Wat vindt u ervan dat zorgaanbieders als gevolg van deze kortingen wachtlijsten moeten gaan instellen, en cliënten (bijvoorbeeld) onnodig lang een duurder ziekenhuisbed bezet houden?
Op dit moment zijn er geen tekenen van wachtlijsten. Daarbij wil ik hier wijzen op de zorgplicht van zorgverzekeraars. In de Zvw is vastgelegd dat zorgverzekeraars moeten zorgen dat verzekerden toegang hebben tot voldoende, kwalitatief goede en betaalbare zorg. Verzekerden hebben recht op tijdige hulp. Tevens zijn er normen vastgesteld voor wachttijden. De NZa houdt toezicht op de uitvoering van de Zvw door zorgverzekeraars en handhaaft wanneer noodzakelijk.
Daarbij zijn met het onderbrengen van de wijkverpleging in de eerste lijn de juiste (financiële) prikkels voor zorgverzekeraars ontstaan. Zij zijn nu verantwoordelijk voor de zorg voor mensen thuis tot en met het ziekenhuis. Zorgverzekeraars kunnen dus goed sturen op het zo kort mogelijk bezet houden van een (duurder) ziekenhuisbed.
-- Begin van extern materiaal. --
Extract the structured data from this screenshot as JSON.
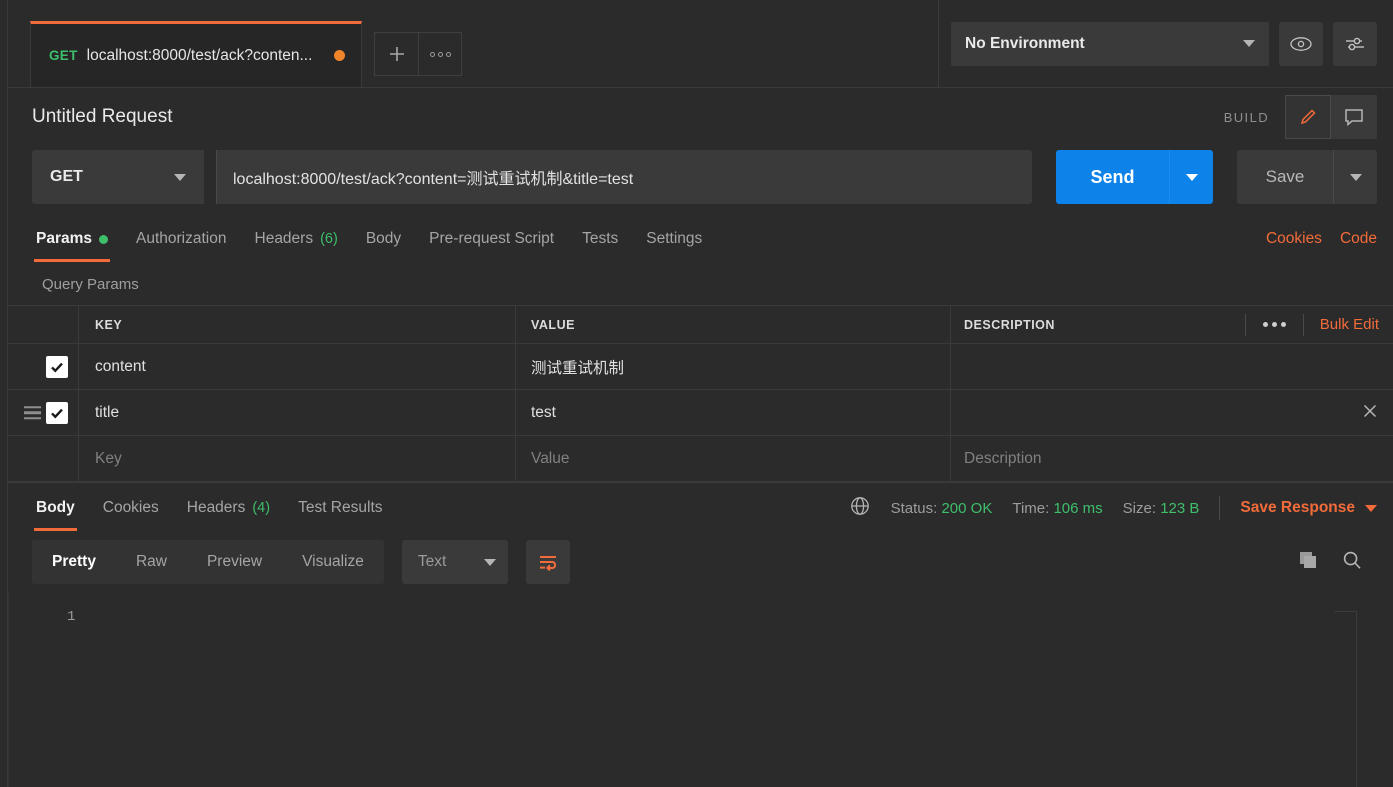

Hoe gaat u realiseren dat de zorg aan specifieke doelgroepen en specifieke zorgvormen (beschikbaarheidsvoorzieningen, palliatief terminale thuiszorg, ketenzorg dementie, etc.) gecontinueerd wordt?
In het onderhandelaarsresultaat is vastgelegd dat de beschikbaarheidvoorzieningen in 2015 worden gecontinueerd. Ik ga er van uit dat partijen zich houden aan de afspraken uit dit onderhandelaarsresultaat. Indien dit niet het geval is, spreek ik partijen hierop aan.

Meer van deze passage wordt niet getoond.